Critiques

Rufus Wainwright

Unfollow the Rules

  • BMG
  • 2020
  • 51 minutes
8
Le meilleur de lca

Rufus Wainwright est de ces artistes que le talent et le savoir-faire maintiennent au rang de valeur sûre quoiqu’il arrive. Il aura ainsi toujours le luxe de s’extirper des modes et courants musicaux, de n’avoir pas besoin d’étiquette « hype » ou « has been ». Le gars Wainwright ne fait pas du rock, du folk, du mumble rap fluo dégénéré ou de la pop outrancière exagérément nonchalante. Il fait de la musique. Point.

Alors oui ! Les puristes diront qu’il fait de la « pop baroque », ou encore du « popera », ce qui n’est pas faux en soi. Mais ses compositions empruntent tellement à différents styles musicaux que ces termes sont aux mieux limités ou aux pires réducteurs.

Le chanteur américano-canadien en est à son neuvième long avec l’album Unfollow The Rules dont le titre invite à réfléchir en ces temps incertains. Ayant sorti son premier album en 1998, le musicien a toujours bénéficié d’un succès critique certain, mais un succès commercial plus limité aux États-Unis. Pour faire court. Il y est connu sans être incontournable.

Maintenant, ne nous compliquons pas la tâche, les raisons pour lesquelles vous devez écouter cet album sont au nombre de trois.   

L’homme est un chanteur exceptionnel, un vocaliste comme on en fait plus, qui fait tout ce qu’il veut avec sa voix, que ce soit du côté des fanfreluches stylistiques qu’il exécute avec aisance ou des émotions qu’il fait passer. Le timbre à la fois cristallin et légèrement abrasif, et la voix longue qui fait des pirouettes en falsetto, à la Jackie Wilson.

Écoutez le crooning sinatresque au vibrato soigné de Damsel In Distress et Unfollow The Rules, les passages en voix de tête, souples et légers, de Trouble in Paradise ou Romantical Man. Ou encore les longues notes tenues interminables de Only The People That Love et Alone Time (qui comprend aussi des envolées lyriques stratosphériques et des arrangements de voix gargantuesques).

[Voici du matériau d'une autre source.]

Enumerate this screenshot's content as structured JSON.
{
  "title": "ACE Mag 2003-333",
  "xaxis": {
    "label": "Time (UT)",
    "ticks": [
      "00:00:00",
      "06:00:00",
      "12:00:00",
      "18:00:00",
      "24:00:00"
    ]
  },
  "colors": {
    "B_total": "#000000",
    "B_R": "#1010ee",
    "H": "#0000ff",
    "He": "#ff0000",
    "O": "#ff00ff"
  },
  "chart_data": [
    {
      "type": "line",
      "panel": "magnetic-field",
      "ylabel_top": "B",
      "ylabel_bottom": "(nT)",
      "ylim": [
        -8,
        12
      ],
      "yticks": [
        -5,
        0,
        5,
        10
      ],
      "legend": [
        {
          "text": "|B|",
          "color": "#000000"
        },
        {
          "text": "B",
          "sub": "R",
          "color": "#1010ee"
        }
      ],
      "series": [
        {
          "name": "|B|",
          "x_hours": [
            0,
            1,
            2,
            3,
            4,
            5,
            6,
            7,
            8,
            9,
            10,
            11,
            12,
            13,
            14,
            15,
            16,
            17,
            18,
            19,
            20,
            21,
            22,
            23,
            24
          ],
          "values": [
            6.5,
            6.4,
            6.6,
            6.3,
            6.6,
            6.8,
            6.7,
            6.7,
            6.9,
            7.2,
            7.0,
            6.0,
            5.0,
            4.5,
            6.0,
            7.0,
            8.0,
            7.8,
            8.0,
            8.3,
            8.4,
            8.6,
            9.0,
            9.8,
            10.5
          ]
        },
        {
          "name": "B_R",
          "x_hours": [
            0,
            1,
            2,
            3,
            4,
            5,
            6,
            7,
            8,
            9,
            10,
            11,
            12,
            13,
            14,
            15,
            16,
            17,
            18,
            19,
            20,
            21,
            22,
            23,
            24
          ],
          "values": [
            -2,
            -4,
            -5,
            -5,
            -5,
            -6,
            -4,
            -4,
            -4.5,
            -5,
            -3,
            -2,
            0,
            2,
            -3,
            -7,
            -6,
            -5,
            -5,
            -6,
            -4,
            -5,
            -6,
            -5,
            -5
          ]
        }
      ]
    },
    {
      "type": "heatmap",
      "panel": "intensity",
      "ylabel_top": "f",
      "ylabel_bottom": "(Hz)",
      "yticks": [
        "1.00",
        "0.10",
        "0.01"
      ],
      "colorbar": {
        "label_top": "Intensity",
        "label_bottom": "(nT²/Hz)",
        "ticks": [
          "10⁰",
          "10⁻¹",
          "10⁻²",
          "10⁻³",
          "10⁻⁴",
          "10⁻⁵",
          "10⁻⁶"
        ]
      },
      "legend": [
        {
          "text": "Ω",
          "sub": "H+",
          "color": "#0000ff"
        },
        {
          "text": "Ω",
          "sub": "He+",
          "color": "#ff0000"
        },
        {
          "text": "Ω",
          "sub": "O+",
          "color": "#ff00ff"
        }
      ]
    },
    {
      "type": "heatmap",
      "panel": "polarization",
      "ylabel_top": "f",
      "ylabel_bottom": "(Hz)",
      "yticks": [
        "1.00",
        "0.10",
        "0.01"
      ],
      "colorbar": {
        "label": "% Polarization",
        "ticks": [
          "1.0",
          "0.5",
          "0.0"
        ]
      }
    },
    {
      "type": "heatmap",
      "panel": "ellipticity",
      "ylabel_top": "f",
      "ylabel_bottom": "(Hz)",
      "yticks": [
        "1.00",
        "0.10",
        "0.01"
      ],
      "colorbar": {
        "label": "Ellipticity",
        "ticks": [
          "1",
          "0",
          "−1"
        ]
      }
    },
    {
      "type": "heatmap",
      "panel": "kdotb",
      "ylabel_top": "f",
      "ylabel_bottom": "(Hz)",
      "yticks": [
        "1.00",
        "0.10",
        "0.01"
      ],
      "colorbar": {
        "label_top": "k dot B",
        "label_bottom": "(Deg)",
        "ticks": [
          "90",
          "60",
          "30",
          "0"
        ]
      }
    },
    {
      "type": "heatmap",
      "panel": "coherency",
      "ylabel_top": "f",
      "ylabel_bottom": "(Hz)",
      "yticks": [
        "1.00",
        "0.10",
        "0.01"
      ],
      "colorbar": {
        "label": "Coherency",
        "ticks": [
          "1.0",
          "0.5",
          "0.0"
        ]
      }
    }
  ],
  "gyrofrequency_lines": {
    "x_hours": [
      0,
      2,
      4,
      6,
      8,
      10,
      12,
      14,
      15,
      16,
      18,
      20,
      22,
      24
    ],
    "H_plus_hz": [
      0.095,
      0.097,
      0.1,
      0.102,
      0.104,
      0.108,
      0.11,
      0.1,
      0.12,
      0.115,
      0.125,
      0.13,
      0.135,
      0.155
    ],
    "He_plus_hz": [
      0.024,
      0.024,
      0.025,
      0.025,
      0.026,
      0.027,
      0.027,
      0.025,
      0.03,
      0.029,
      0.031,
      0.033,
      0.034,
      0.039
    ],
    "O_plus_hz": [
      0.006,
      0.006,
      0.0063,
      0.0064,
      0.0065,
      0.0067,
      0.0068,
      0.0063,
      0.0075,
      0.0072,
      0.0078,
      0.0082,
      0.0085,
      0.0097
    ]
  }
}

Puis, ses textes sont inspirés, les thèmes, à la fois classiques et originaux. Il va de la chanson d’amour ordinaire sous différents angles  (Romantical Man et Peacefull Afternoon) aux observations quasi journalistiques des tracas du quotidien (Trouble in Paradise), du régionalisme de la célébrité (l’humoristique You Ain’t Big). Correspondance à remonter le temps (My Little You) ou encore hommage à Joni Mitchell déguisé en complainte chevaleresque.

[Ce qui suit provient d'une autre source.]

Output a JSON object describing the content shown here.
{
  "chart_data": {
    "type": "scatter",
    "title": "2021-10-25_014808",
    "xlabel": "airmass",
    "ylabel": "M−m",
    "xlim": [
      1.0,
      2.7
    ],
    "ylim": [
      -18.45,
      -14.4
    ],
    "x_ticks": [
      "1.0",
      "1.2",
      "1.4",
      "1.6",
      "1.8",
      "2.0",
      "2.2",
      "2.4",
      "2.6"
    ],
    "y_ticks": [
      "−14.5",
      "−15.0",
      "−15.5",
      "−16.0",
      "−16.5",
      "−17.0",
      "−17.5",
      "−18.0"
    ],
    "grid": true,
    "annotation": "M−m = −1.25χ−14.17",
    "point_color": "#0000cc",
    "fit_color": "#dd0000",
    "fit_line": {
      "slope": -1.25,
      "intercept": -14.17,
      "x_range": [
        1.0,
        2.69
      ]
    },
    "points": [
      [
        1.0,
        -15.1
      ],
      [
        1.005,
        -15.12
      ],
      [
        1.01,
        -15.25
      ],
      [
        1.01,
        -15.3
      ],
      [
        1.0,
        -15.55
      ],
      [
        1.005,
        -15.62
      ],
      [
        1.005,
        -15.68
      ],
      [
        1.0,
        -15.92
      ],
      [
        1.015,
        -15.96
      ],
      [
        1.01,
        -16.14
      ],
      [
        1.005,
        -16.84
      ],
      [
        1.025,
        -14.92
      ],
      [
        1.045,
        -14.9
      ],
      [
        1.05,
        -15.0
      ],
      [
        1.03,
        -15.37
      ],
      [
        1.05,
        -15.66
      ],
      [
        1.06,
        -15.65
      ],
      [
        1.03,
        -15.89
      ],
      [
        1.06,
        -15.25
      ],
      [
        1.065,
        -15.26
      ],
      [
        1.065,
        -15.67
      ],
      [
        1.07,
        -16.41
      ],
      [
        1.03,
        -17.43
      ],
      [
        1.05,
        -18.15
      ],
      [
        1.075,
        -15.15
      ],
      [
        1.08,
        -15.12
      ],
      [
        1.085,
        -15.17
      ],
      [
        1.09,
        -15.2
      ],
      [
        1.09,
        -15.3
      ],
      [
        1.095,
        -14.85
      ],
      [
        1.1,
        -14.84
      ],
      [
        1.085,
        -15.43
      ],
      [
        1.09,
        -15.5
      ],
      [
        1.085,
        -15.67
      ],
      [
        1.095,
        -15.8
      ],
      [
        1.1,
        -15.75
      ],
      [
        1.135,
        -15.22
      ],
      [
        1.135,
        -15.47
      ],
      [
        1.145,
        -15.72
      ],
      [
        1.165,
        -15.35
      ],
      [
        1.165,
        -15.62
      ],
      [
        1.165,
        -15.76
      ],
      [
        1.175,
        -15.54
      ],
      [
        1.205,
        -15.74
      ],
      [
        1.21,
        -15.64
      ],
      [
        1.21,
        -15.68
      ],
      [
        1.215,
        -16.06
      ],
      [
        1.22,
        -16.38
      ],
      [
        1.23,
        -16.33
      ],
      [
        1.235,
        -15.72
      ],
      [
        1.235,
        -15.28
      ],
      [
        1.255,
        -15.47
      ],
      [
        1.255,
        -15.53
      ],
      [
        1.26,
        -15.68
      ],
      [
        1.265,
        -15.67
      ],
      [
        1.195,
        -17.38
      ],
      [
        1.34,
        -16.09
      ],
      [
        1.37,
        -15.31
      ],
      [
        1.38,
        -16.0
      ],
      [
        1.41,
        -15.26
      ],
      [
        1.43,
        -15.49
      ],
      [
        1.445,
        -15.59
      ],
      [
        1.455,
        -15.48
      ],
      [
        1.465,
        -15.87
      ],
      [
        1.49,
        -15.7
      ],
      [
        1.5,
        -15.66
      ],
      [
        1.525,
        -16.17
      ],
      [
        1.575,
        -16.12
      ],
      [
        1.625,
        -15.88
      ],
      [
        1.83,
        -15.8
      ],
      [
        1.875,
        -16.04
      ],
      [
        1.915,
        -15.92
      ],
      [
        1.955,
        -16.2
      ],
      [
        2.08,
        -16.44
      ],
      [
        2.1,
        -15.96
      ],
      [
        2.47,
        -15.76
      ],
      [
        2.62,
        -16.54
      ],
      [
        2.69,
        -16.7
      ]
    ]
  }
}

Enfin, l’artiste va fouiller dans les archives de la musique populaire et s’inspire tout autant des (bons) clichés du rock, que de la country, du jazz easy-listening qui roucoule, ou de la comédie musicale voir du classique. Ainsi, la variété des arrangements est surprenante et n’autorise pas l’ennui.

D’abord, il y a l’ambiance comédie musicale sautillante de l’ensemble, conséquence de la production raffinée peut-être. Puis, les références appuyées au classique, comme les cordes amples de This One’s For The Ladies That Lunge ou la cacophonie angoissante de Early Morning Madness, chanson d’ailleurs portée par un piano James Bondesque du meilleur aloi.

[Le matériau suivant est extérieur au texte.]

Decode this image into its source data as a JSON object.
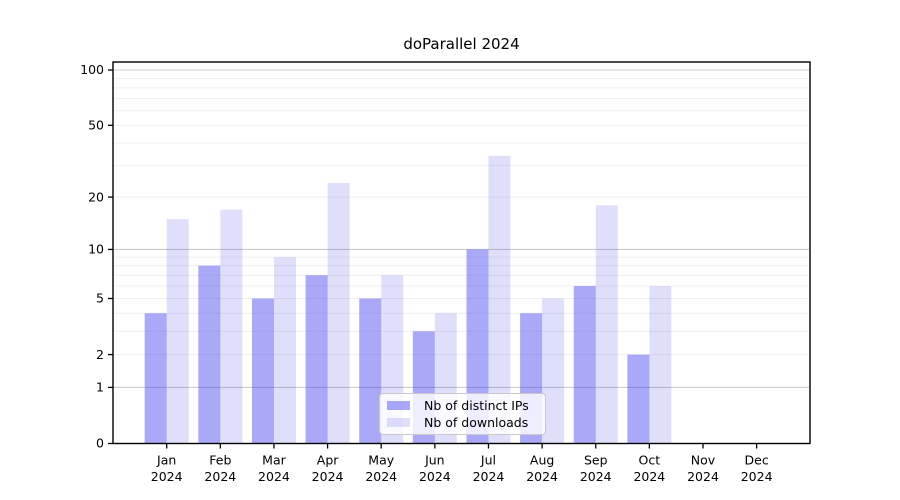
{
  "page": {
    "background": "#ffffff"
  },
  "chart_data": {
    "type": "bar",
    "title": "doParallel 2024",
    "categories": [
      "Jan",
      "Feb",
      "Mar",
      "Apr",
      "May",
      "Jun",
      "Jul",
      "Aug",
      "Sep",
      "Oct",
      "Nov",
      "Dec"
    ],
    "x_tick_year": "2024",
    "series": [
      {
        "name": "Nb of distinct IPs",
        "color": "rgba(64,64,238,0.45)",
        "values": [
          4,
          8,
          5,
          7,
          5,
          3,
          10,
          4,
          6,
          2,
          0,
          0
        ]
      },
      {
        "name": "Nb of downloads",
        "color": "rgba(64,64,238,0.17)",
        "values": [
          15,
          17,
          9,
          24,
          7,
          4,
          34,
          5,
          18,
          6,
          0,
          0
        ]
      }
    ],
    "y_scale": "log1p",
    "ylim": [
      0,
      100
    ],
    "y_tick_labels": [
      0,
      1,
      2,
      5,
      10,
      20,
      50,
      100
    ],
    "y_major_gridlines": [
      1,
      10,
      100
    ],
    "y_minor_gridlines": [
      2,
      3,
      4,
      5,
      6,
      7,
      8,
      9,
      20,
      30,
      40,
      50,
      60,
      70,
      80,
      90
    ],
    "grid": true,
    "legend_position": "inside-bottom-center",
    "colors": {
      "axis": "#000000",
      "tick_label": "#000000",
      "major_grid": "#cccccc",
      "minor_grid": "#efefef"
    }
  }
}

D’autre part, on a les clins d’œil aux musiques plus balancées, comme la guitare jazz canaille du morceau d’ouverture, celle pleine d’un trémolo défiant du second, puis le plan country-blues chaloupé de You Ain’t Big.

Il y a enfin les sonorités très électro de Hatred, avec son atmosphère de musique de film et son refrain grandiose.

En bref, Rufus Wainwright n’est toujours pas manchot avec une guitare ou un piano et il continue de produire. Pour compléter cette modeste analyse, jetez un œil à son entrevue avec L’Echo Belgique.

2 commentaires

  1. Mathieu Valiquette, le 2020-07-24 à 10:31

    “Ayant sorti son premier album en 2012, le musicien a toujours bénéficié d’un succès critique certain, mais un succès commercial plus limité aux États-Unis.” Son premier album est plutôt sorti en 1998.